Karar o kadar garip ki, 657 sayılı Kanunun 92 nci maddesi gereğince yapılan istifa sonrası dönüşte kriter olmadan yapılan atamanın iptali istenmesine rağmen açılan davada tek satırla dahi istifa sonrası dönüşten bahsedilmemektedir. Şayet MEB tarafından Mahkemeye gönderilen savunma incelenmiş olsaydı, böyle bir hata yapılmazdı. Hangi mantıkla ve saikle kaleme alındığını bilemediğimiz öyle bir iptal gerekçesi yazılmış ki örnek bir bağımsız (!) yargı kararı demek zorunda kalıyoruz. Çünkü, karar her şeyden bağımsız yazılmış. Kararda ne mevzuat, ne hukuk, ne adalet ve ne de mantık kuralı dikkate alınmamıştır.
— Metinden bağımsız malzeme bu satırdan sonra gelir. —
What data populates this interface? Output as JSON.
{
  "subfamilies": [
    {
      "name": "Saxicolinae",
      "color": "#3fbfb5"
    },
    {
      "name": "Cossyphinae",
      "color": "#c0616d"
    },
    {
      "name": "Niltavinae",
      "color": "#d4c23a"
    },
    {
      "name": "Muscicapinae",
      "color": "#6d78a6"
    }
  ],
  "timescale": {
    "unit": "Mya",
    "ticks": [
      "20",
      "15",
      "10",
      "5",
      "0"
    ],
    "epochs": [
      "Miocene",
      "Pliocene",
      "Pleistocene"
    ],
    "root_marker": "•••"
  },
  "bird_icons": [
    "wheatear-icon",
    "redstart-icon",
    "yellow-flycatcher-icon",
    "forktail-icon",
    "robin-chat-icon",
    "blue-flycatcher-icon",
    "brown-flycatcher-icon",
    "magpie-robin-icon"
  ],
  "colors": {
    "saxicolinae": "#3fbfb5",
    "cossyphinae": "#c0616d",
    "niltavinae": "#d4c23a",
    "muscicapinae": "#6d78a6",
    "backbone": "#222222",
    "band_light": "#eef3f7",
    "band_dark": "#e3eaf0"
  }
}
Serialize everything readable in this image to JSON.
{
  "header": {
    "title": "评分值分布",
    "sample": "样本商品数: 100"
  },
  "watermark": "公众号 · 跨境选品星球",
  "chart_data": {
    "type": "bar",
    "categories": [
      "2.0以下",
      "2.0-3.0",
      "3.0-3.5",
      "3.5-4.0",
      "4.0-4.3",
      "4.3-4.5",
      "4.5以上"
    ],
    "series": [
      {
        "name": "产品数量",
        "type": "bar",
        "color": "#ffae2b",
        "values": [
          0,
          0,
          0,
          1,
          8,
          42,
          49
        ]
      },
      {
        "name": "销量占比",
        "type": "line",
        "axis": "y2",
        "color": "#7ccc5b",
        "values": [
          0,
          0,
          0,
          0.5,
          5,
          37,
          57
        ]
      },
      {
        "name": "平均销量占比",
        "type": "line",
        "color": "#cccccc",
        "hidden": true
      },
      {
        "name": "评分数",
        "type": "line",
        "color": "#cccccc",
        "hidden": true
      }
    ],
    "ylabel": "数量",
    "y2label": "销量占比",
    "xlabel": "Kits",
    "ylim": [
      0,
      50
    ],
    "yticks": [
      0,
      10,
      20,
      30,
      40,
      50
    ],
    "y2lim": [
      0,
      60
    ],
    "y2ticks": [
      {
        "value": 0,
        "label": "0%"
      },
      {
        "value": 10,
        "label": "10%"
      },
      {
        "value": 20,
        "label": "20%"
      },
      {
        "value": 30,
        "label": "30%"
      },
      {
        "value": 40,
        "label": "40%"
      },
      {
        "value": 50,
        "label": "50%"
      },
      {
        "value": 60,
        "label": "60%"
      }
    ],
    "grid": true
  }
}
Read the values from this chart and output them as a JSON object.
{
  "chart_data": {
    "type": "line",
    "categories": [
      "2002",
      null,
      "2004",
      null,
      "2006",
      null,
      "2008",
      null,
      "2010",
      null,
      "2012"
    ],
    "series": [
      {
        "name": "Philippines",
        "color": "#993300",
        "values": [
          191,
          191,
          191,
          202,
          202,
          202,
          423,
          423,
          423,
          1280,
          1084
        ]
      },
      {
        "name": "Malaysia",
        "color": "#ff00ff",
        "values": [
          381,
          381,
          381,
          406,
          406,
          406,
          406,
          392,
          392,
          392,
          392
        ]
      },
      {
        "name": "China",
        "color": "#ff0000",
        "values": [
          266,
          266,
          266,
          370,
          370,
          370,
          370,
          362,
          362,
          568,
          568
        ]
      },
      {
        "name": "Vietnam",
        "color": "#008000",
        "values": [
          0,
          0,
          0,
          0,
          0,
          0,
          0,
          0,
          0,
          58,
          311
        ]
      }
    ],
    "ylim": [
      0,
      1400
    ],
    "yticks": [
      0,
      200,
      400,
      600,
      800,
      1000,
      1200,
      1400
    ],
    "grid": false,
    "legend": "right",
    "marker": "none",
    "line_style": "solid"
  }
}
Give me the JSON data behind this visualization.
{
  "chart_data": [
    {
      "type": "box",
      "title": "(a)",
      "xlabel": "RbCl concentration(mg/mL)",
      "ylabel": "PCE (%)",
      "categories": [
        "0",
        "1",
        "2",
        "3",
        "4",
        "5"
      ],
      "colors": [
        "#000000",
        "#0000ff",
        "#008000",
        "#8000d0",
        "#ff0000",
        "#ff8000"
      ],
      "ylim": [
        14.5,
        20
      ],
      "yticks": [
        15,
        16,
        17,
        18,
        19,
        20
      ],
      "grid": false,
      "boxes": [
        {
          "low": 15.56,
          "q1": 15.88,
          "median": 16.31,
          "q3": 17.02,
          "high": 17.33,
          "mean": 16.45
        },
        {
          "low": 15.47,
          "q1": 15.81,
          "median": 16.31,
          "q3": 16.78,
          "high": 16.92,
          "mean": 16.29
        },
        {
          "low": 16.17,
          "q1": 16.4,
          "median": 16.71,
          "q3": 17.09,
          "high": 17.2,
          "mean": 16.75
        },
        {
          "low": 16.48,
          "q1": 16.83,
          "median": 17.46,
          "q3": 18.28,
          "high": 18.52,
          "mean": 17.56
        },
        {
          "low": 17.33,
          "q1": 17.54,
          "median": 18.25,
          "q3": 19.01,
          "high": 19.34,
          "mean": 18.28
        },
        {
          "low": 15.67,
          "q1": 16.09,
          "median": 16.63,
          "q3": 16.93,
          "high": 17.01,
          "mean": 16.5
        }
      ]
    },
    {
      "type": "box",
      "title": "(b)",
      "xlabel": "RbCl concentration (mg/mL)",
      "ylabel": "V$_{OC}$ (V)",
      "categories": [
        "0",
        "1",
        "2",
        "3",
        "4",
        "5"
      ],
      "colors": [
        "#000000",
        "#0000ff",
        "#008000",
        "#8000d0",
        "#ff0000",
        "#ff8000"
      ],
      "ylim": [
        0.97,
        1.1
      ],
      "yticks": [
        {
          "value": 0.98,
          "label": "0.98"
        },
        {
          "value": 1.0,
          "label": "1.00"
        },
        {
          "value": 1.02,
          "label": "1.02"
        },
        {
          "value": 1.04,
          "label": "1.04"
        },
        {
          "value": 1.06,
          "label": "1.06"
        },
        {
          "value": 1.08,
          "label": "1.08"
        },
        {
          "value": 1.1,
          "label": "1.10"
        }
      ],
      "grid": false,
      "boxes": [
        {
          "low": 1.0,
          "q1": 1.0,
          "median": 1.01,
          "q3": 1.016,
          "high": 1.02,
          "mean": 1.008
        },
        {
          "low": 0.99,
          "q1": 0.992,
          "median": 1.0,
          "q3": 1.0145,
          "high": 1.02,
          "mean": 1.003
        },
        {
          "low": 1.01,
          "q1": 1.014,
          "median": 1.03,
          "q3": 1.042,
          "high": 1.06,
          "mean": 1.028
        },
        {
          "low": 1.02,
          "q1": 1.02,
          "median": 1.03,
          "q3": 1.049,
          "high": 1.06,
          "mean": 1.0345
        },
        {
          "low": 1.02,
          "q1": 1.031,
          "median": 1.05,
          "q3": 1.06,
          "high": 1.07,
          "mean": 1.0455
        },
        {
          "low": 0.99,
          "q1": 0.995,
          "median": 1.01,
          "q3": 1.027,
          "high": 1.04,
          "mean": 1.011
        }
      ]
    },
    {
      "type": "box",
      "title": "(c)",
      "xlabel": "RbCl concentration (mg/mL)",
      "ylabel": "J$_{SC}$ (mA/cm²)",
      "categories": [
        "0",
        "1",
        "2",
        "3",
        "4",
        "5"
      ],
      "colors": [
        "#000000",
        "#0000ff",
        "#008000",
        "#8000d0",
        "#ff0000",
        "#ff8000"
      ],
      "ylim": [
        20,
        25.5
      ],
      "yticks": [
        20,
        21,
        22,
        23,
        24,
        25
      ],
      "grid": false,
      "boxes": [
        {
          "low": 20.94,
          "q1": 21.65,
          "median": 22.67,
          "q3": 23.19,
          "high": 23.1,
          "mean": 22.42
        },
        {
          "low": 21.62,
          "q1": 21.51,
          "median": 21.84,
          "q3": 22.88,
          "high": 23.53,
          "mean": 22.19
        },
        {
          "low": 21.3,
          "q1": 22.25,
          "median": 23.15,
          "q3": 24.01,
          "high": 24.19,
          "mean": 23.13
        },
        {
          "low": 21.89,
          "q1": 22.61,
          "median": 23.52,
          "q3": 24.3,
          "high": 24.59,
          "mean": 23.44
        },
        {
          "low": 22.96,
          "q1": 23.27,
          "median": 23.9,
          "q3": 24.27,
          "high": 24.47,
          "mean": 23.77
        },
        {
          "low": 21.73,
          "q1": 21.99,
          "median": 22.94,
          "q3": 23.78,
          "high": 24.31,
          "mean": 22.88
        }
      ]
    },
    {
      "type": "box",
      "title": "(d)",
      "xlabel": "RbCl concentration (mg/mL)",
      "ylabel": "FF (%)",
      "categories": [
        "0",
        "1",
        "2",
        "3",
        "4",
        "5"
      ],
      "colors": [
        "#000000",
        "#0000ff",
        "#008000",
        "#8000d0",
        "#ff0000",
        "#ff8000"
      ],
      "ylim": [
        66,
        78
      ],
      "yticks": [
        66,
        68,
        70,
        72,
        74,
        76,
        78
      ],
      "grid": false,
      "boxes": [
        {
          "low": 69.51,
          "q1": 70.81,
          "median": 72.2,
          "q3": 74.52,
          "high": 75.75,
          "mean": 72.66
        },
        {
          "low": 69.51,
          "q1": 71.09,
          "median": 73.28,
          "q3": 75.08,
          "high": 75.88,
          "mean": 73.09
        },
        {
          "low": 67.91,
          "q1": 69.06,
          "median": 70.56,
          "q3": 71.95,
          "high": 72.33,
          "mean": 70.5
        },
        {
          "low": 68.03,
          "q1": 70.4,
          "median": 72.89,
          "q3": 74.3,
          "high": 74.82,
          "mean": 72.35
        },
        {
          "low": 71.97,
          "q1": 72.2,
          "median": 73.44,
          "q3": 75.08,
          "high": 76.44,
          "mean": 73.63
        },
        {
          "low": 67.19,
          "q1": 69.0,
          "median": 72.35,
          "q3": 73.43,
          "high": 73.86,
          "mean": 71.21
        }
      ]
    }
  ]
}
Anayasanın 138 inci maddesi Hâkimlerin, görevlerinde bağımsız olduğundan bahsederken bağımsızlığın Anayasa, kanun ve hukuka uygun olarak vicdanî kanaatlerle sınırlı olduğunu ifade etmektedir. Öncelikle adil olmayan bağımsız bir yargı olmayacağını herkesin kafasına sokması gerekiyor. Çünkü, yargı yasama ve yürütmenin çizdiği çemberin dışına çıkamaz. Yani yargı, mevcut mevzuatla bağlıdır ve bundan bağımsız hareket edemez. Kaldı ki yasama ve yürütme de kendi çizdiği çember içerisinde hareket etmek zorundadır. Ne hikmetse sadece yürütmenin kurallara uyması bekleniyor ve yargının hatasız olduğu gibi bir varsayım üzerinde duruluyor.
Soru: Bu garip yargı kararı nasıl uygulanacak?
Ortada istifa sonrası dönüşü anlayamayan ve alakasız bir şekilde KPSS sınavı olmadan atama yapılmış diye verilen bir iptal kararı ve kararın altında da üç tane hakimin imzası var. İşte adalet duygusunu yerle bir eden ve idarenin anayasanın 138 inci maddesine göre uymak zorunda olduğu bir yargı kararı. Karara göre ataması yapılan öğretmenin görevi sonlandırılacak.
Mahkeme Kararında, 657 sayılı Kanunun 50 ve 52 nci maddeleri, Kamu Görevlerine İlk Defa Atanacaklar İçin Yapılacak Sınavlar Hakkında Yönetmeliğin birçok maddesi ve Millî Eğitim Bakanlığı Öğretmenlerinin Atama ve Yer Değiştirme Yönetmeliği'nin maddelerinden uzun uzun bahsedilerek yapılan atama işlemi iptal edilmiştir.
Ne 657 sayılı Kanunun 50 ve 52 nci maddesi, ne de kararda belirtilen diğer mevzuatın konuyla uzaktan yakından hiçbir alakası yoktur. İşte size tam bağımsız bir yargı kararı örneği. Sonuçta işini kaybeden bir öğretmen, öğretmenini kaybeden öğrenciler, tam bağımsız ve tam sorumsuz bir mahkeme ve kamu vicdanını yaralayan bir mahkeme kararı. Kimse bu kararın uç bir karar olduğunu sanmasın. Bu tür kararlardan o kadar çok ki. Nasıl beğendiniz mi? Asıl yargının bu yönünü görelim de üzerinde durulması gereken konunun ne olduğunu anlayalım. Kimse kızmasın, ben olanı yazdım.